Same result (the affected code didn't change as far as I can see). I attached the updated stack trace (the line numbers of GenericScope.BeanLifecycleWrapper were wrong in the old version): RefreshScopeDeadLock-2.0.0.RC2.zip
By the way: It doesn't have an effect on my issue, but as far as I can see in GenericScope.BeanLifecycleWrapper.getBean() double-check-locking is used without using an volatile synchronization object. As far as I known this is not thread safe.
I'm unable to see the BLOCKED state. What do I need to do to see it?

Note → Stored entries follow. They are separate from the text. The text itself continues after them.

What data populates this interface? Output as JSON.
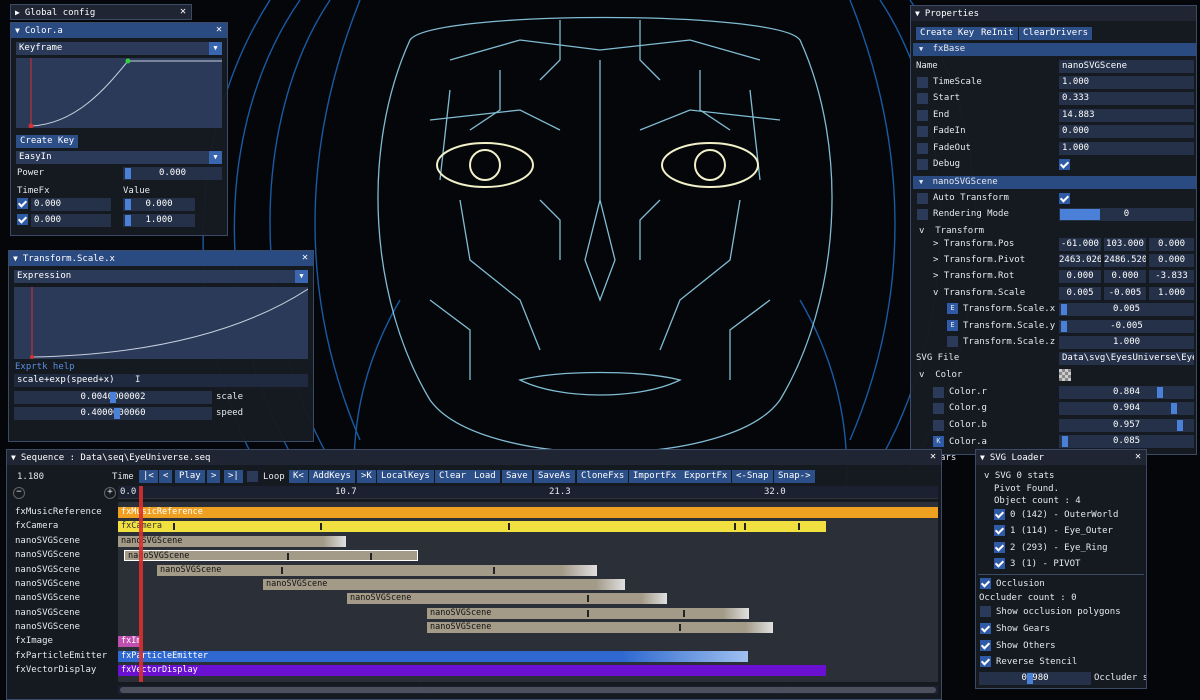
{
  "colors": {
    "accent": "#2a4a82",
    "button": "#2d4f88",
    "field": "#243149",
    "playhead": "#d83030",
    "music": "#f0a020",
    "camera": "#f0e040",
    "scene": "#a39a88",
    "image": "#c050b0",
    "emitter": "#2f68d0",
    "vector": "#6a10d0"
  },
  "global_config": {
    "title": "Global config"
  },
  "color_panel": {
    "title": "Color.a",
    "mode": "Keyframe",
    "create_key": "Create Key",
    "easing": "EasyIn",
    "power_label": "Power",
    "power_value": "0.000",
    "timefx_label": "TimeFx",
    "value_label": "Value",
    "row1": {
      "x": "0.000",
      "value": "0.000"
    },
    "row2": {
      "x": "0.000",
      "value": "1.000"
    }
  },
  "transform_panel": {
    "title": "Transform.Scale.x",
    "mode": "Expression",
    "help": "Exprtk help",
    "expression": "scale+exp(speed+x)",
    "scale_value": "0.0040000002",
    "scale_label": "scale",
    "speed_value": "0.4000000060",
    "speed_label": "speed"
  },
  "properties": {
    "title": "Properties",
    "buttons": [
      "Create Key",
      "ReInit",
      "ClearDrivers"
    ],
    "sections": {
      "fxbase": "fxBase",
      "scene": "nanoSVGScene",
      "transform": "Transform",
      "color": "Color"
    },
    "name_label": "Name",
    "name_value": "nanoSVGScene",
    "fxbase_rows": [
      {
        "label": "TimeScale",
        "value": "1.000"
      },
      {
        "label": "Start",
        "value": "0.333"
      },
      {
        "label": "End",
        "value": "14.883"
      },
      {
        "label": "FadeIn",
        "value": "0.000"
      },
      {
        "label": "FadeOut",
        "value": "1.000"
      },
      {
        "label": "Debug",
        "value": ""
      }
    ],
    "auto_transform": "Auto Transform",
    "rendering_mode": "Rendering Mode",
    "rendering_mode_value": "0",
    "pos": {
      "label": "Transform.Pos",
      "values": [
        "-61.000",
        "103.000",
        "0.000"
      ]
    },
    "pivot": {
      "label": "Transform.Pivot",
      "values": [
        "2463.026",
        "2486.520",
        "0.000"
      ]
    },
    "rot": {
      "label": "Transform.Rot",
      "values": [
        "0.000",
        "0.000",
        "-3.833"
      ]
    },
    "scale": {
      "label": "Transform.Scale",
      "values": [
        "0.005",
        "-0.005",
        "1.000"
      ]
    },
    "scale_x": {
      "label": "Transform.Scale.x",
      "value": "0.005"
    },
    "scale_y": {
      "label": "Transform.Scale.y",
      "value": "-0.005"
    },
    "scale_z": {
      "label": "Transform.Scale.z",
      "value": "1.000"
    },
    "svg_file_label": "SVG File",
    "svg_file_value": "Data\\svg\\EyesUniverse\\Eyes.",
    "color_r": {
      "label": "Color.r",
      "value": "0.804"
    },
    "color_g": {
      "label": "Color.g",
      "value": "0.904"
    },
    "color_b": {
      "label": "Color.b",
      "value": "0.957"
    },
    "color_a": {
      "label": "Color.a",
      "value": "0.085"
    },
    "gears_partial": "ars"
  },
  "svg_loader": {
    "title": "SVG Loader",
    "stats": "SVG 0 stats",
    "pivot": "Pivot Found.",
    "object_count": "Object count : 4",
    "objects": [
      "0 (142) - OuterWorld",
      "1 (114) - Eye_Outer",
      "2 (293) - Eye_Ring",
      "3 (1) - PIVOT"
    ],
    "occlusion": "Occlusion",
    "occluder_count": "Occluder count : 0",
    "show_polygons": "Show occlusion polygons",
    "show_gears": "Show Gears",
    "show_others": "Show Others",
    "reverse_stencil": "Reverse Stencil",
    "slider_value": "0.980",
    "occluder_s": "Occluder s"
  },
  "sequence": {
    "title": "Sequence : Data\\seq\\EyeUniverse.seq",
    "time_value": "1.180",
    "time_label": "Time",
    "toolbar": [
      "|<",
      "<",
      "Play",
      ">",
      ">|",
      "Loop",
      "K<",
      "AddKeys",
      ">K",
      "LocalKeys",
      "Clear",
      "Load",
      "Save",
      "SaveAs",
      "CloneFxs",
      "ImportFx",
      "ExportFx",
      "<-Snap",
      "Snap->"
    ],
    "ruler": [
      "0.0",
      "10.7",
      "21.3",
      "32.0"
    ],
    "tracks": [
      "fxMusicReference",
      "fxCamera",
      "nanoSVGScene",
      "nanoSVGScene",
      "nanoSVGScene",
      "nanoSVGScene",
      "nanoSVGScene",
      "nanoSVGScene",
      "nanoSVGScene",
      "fxImage",
      "fxParticleEmitter",
      "fxVectorDisplay"
    ],
    "clips": [
      "fxMusicReference",
      "fxCamera",
      "nanoSVGScene",
      "nanoSVGScene",
      "nanoSVGScene",
      "nanoSVGScene",
      "nanoSVGScene",
      "nanoSVGScene",
      "nanoSVGScene",
      "fxImage",
      "fxParticleEmitter",
      "fxVectorDisplay"
    ]
  }
}
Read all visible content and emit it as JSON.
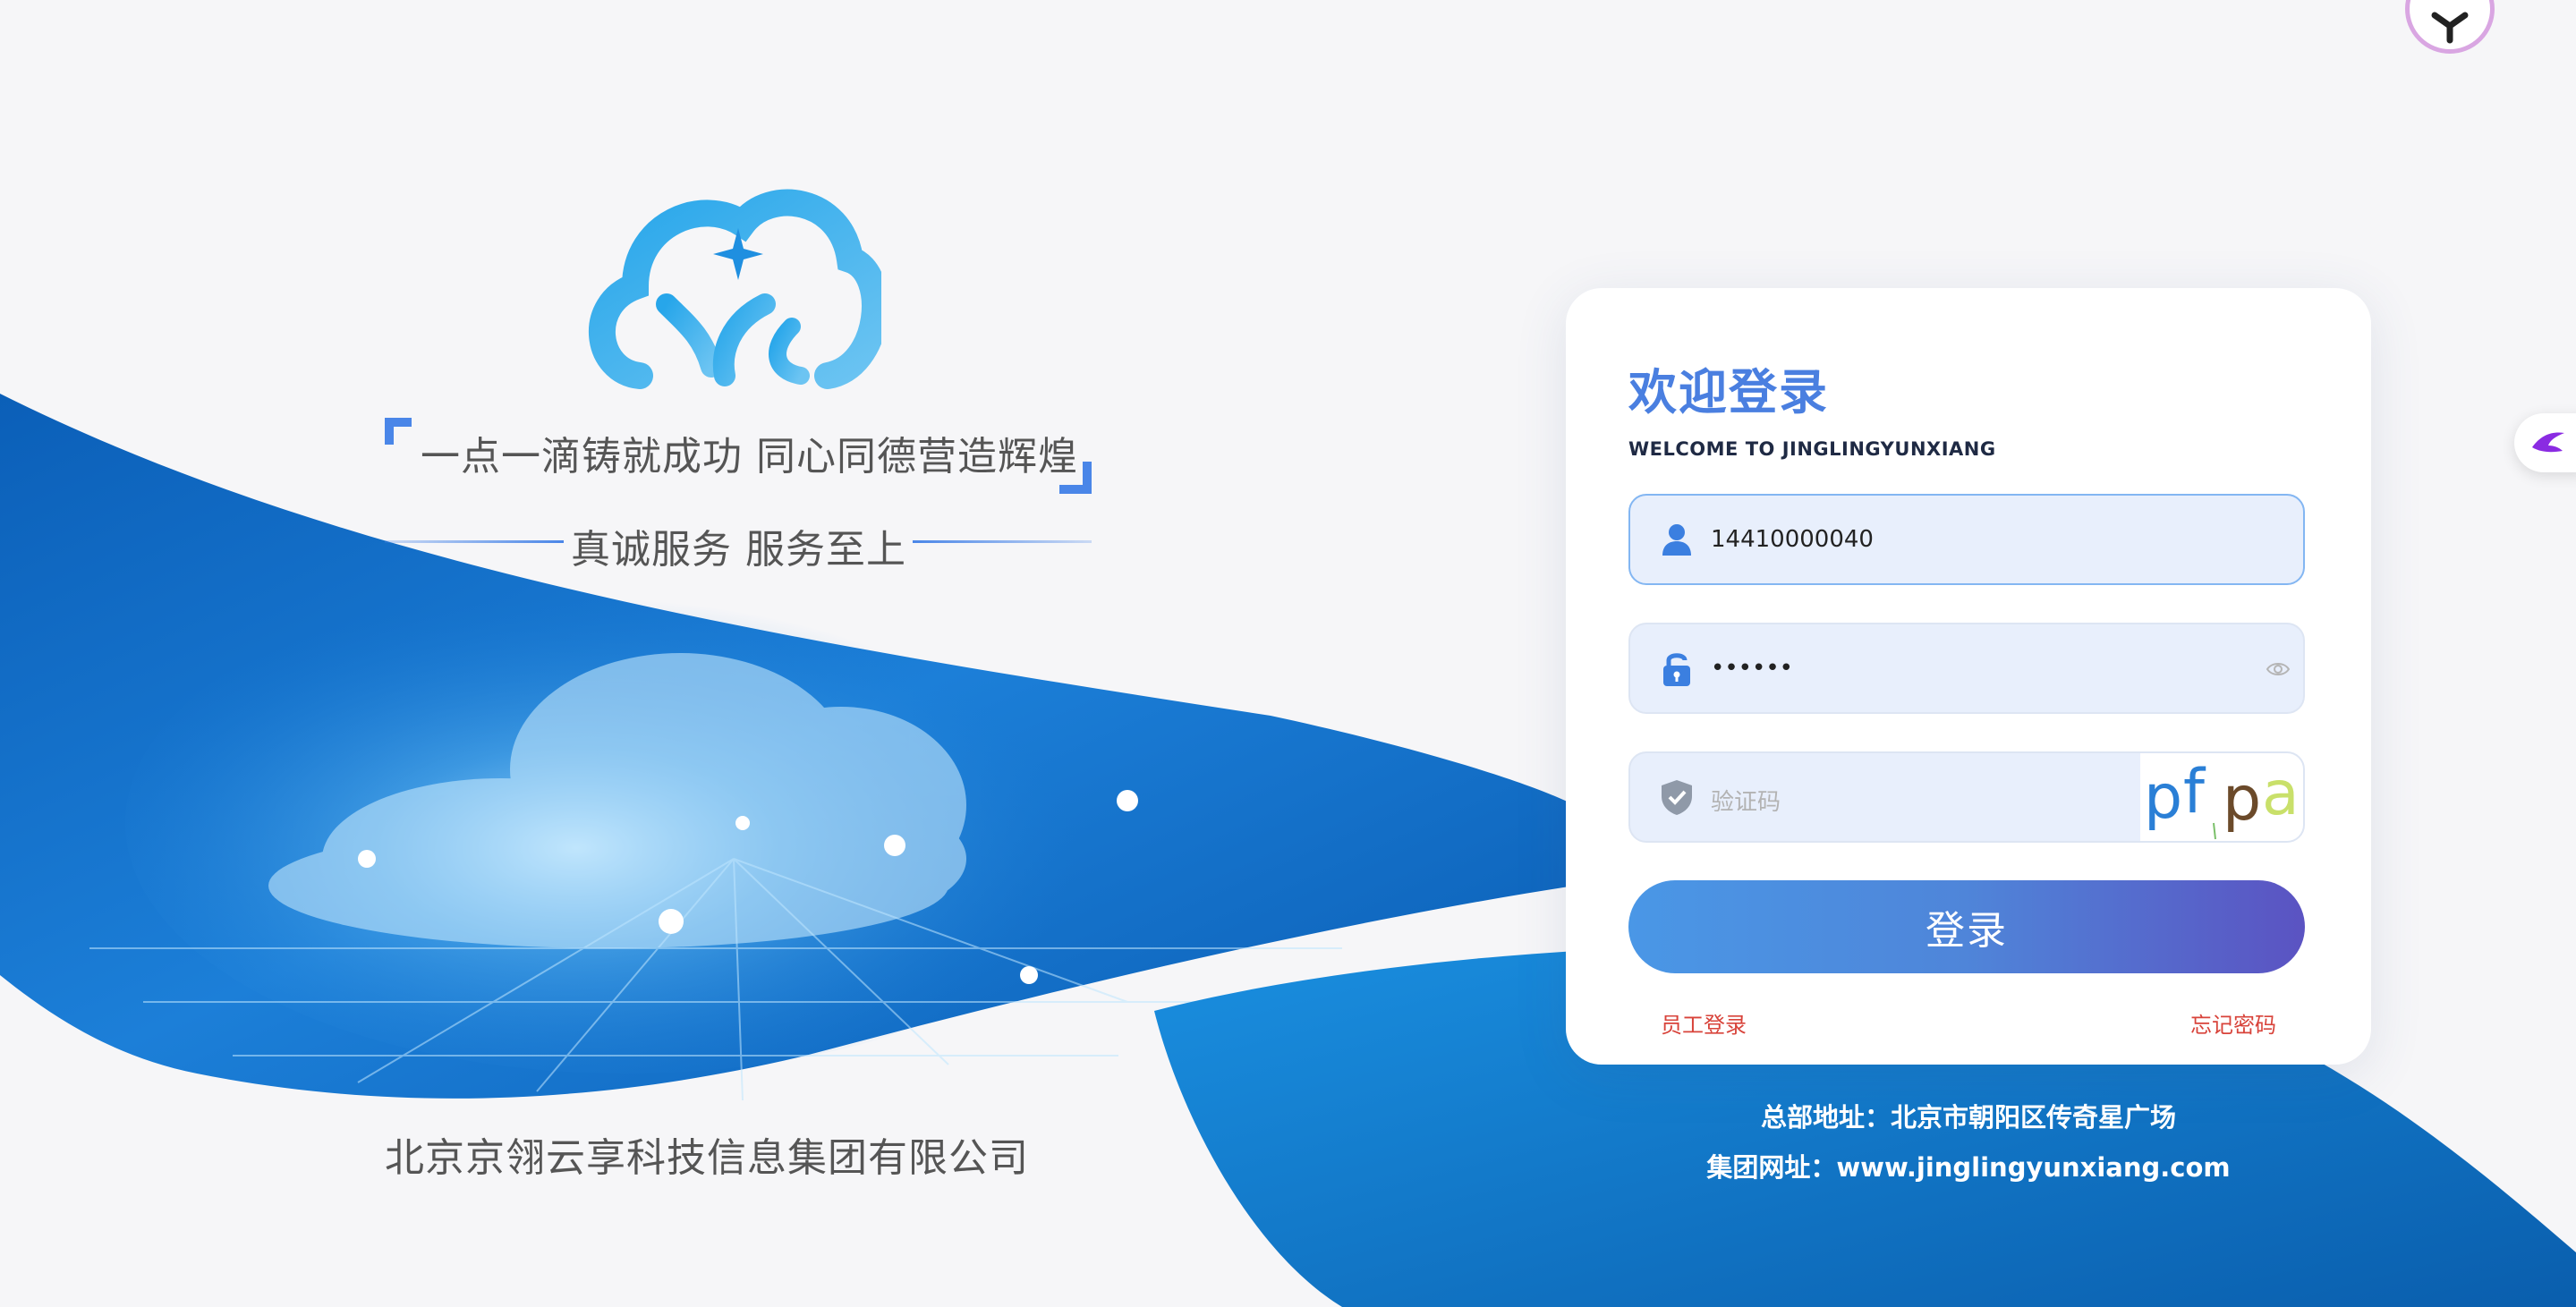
{
  "hero": {
    "slogan": "一点一滴铸就成功 同心同德营造辉煌",
    "motto": "真诚服务  服务至上",
    "company": "北京京翎云享科技信息集团有限公司"
  },
  "login": {
    "title": "欢迎登录",
    "subtitle": "WELCOME TO JINGLINGYUNXIANG",
    "username_value": "14410000040",
    "password_value": "••••••",
    "captcha_placeholder": "验证码",
    "captcha_text": [
      "p",
      "f",
      "p",
      "a"
    ],
    "submit_label": "登录",
    "employee_login": "员工登录",
    "forgot_password": "忘记密码"
  },
  "footer": {
    "address": "总部地址：北京市朝阳区传奇星广场",
    "website": "集团网址：www.jinglingyunxiang.com"
  },
  "icons": {
    "user": "user-icon",
    "lock": "lock-icon",
    "shield": "shield-check-icon",
    "eye": "eye-icon"
  },
  "colors": {
    "accent": "#4a7fe0",
    "button_start": "#4a97e6",
    "button_end": "#5b53c2",
    "link": "#d8433a",
    "wave_blue": "#0a6fc8"
  }
}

I simplified the Class, added some dokumentation and output. Hope now it's clear what happens RefreshScopeDeadLock-2.0.0.RC2-v2.zip
I think we can safely call this a bug. But I'm not sure where to start fixing it. Arguably, there is no point having Sleuth applied to an @Async method called from @PostConstruct of a singleton, and if it wasn't the deadlock would never happen in a vanilla Spring Boot app, as I understand it. On the other hand, the sample app doesn't use Sleuth, and it shows that users can create the conditions that trigger the deadlock relatively easily. The fact that one lock belongs to Spring Framework and the other to Spring Cloud makes it hard to come up with a compromise.
I put that change on a branch because I'm not sure it's finished (there's no test for instance), but I think it fixes this issue.
@dsyer - we are running in to a similar issue. Can you please provide me details of the branch - so I can give it a shot ?.
The change is linked to above my last comment.
is this still a issue or fixed in latest version.
The problem is actual for:
- spring-boot: 2.1.6.RELEASE
- spring-core: 5.1.15.RELEASE
- spring-cloud-commons: 2.1.0.RELEASE
Is a fix for this issue expected in the near future?